What is interesting about Figure 1 is the asymmetries on either side of the current spend. Investing too much on technical computing leads - at worst - to flat process costs. However, investing too little leads to higher process costs. This results in a preference to increase investment when there is uncertainty about the credibility of point C, and suggests the revolution of technical computing in oil and gas E&P is far from over.

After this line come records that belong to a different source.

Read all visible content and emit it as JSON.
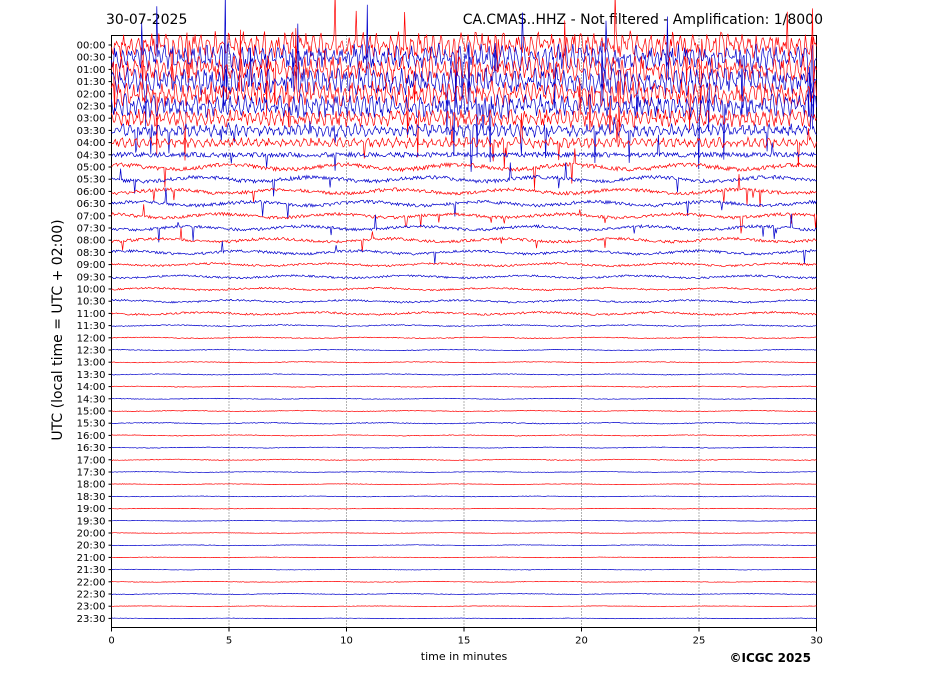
{
  "header": {
    "date": "30-07-2025",
    "title": "CA.CMAS..HHZ - Not filtered - Amplification: 1/8000"
  },
  "footer": {
    "copyright": "©ICGC 2025"
  },
  "colors": {
    "odd_trace": "#ff0000",
    "even_trace": "#0000cc",
    "axes": "#000000",
    "grid": "#000000"
  },
  "chart_data": {
    "type": "line",
    "subtype": "helicorder",
    "title": "CA.CMAS..HHZ - Not filtered - Amplification: 1/8000",
    "xlabel": "time in minutes",
    "ylabel": "UTC (local time = UTC + 02:00)",
    "xlim": [
      0,
      30
    ],
    "xticks": [
      0,
      5,
      10,
      15,
      20,
      25,
      30
    ],
    "vertical_gridlines_at": [
      5,
      10,
      15,
      20,
      25
    ],
    "grid": "vertical dotted",
    "row_labels": [
      "00:00",
      "00:30",
      "01:00",
      "01:30",
      "02:00",
      "02:30",
      "03:00",
      "03:30",
      "04:00",
      "04:30",
      "05:00",
      "05:30",
      "06:00",
      "06:30",
      "07:00",
      "07:30",
      "08:00",
      "08:30",
      "09:00",
      "09:30",
      "10:00",
      "10:30",
      "11:00",
      "11:30",
      "12:00",
      "12:30",
      "13:00",
      "13:30",
      "14:00",
      "14:30",
      "15:00",
      "15:30",
      "16:00",
      "16:30",
      "17:00",
      "17:30",
      "18:00",
      "18:30",
      "19:00",
      "19:30",
      "20:00",
      "20:30",
      "21:00",
      "21:30",
      "22:00",
      "22:30",
      "23:00",
      "23:30"
    ],
    "trace_color_pattern": [
      "red",
      "blue"
    ],
    "relative_amplitude_by_row": [
      9,
      9,
      9,
      9,
      8.5,
      8,
      6,
      4.5,
      3.5,
      3,
      2.6,
      2.3,
      2.1,
      2,
      1.9,
      1.8,
      1.7,
      1.6,
      1.3,
      1.2,
      1,
      1.1,
      1.2,
      0.6,
      0.5,
      0.45,
      0.4,
      0.4,
      0.35,
      0.35,
      0.4,
      0.5,
      0.4,
      0.35,
      0.45,
      0.3,
      0.3,
      0.3,
      0.25,
      0.25,
      0.25,
      0.3,
      0.25,
      0.25,
      0.3,
      0.35,
      0.25,
      0.25
    ]
  }
}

For this optimization to take place, it will be necessary to split technical computing from back-office computing for budgetary purposes. Back-office computing and technical computing often are lumped into an aggregate "IT Overhead" category for benchmarking. There are two problems with this approach: it assumes some correlation between IT spending on back-office automation (e.g., accounts payable) and technical computing (e.g., 3-D seismic interpretation). It would be better to categorize technical computing spend with process execution costs since there is an established, negative correlation. Of course, including technical computing spend in the budget for line operations would encourage management to take ownership of these costs as they seek to minimize their total unit costs of finding, developing and lifting oil and gas.

Deploying a process will require more care than deploying an individual toolkit. Companies will have to define the process they are going to computerize, set performance baselines and implement innovations at both the individual and group levels. The way we train people currently on new technology - mostly in traditional classroom settings supplemented by one-on-one mentoring - will not be sufficient. We have to move from "adopting some tools" to "implementing a system."

Ownership changes

Traditionally, technical aspects of IT strategy have been the IT department's responsibility or a specialized technical computing group. Obviously, leadership by these people in deploying new process-based IT will still be critical. However, more active involvement of E&P line management in crafting the right IT strategy will be essential. Line management owns operating processes and their efficiency, and must take a larger role as technical IT is applied at the process level.

We in the industry have faced this kind of change before. The introduction of computers at the individual level was a revolution in its own right. The success we have had with computing in E&P over the past couple of decades has bred a set of rules and a mindset about technical computing at the individual level. We will continue to see innovations in traditional applications. The next big level of improved decision-making will depend on process optimization through group computing. Harnessing this potential will require a change in how we manage technical IT.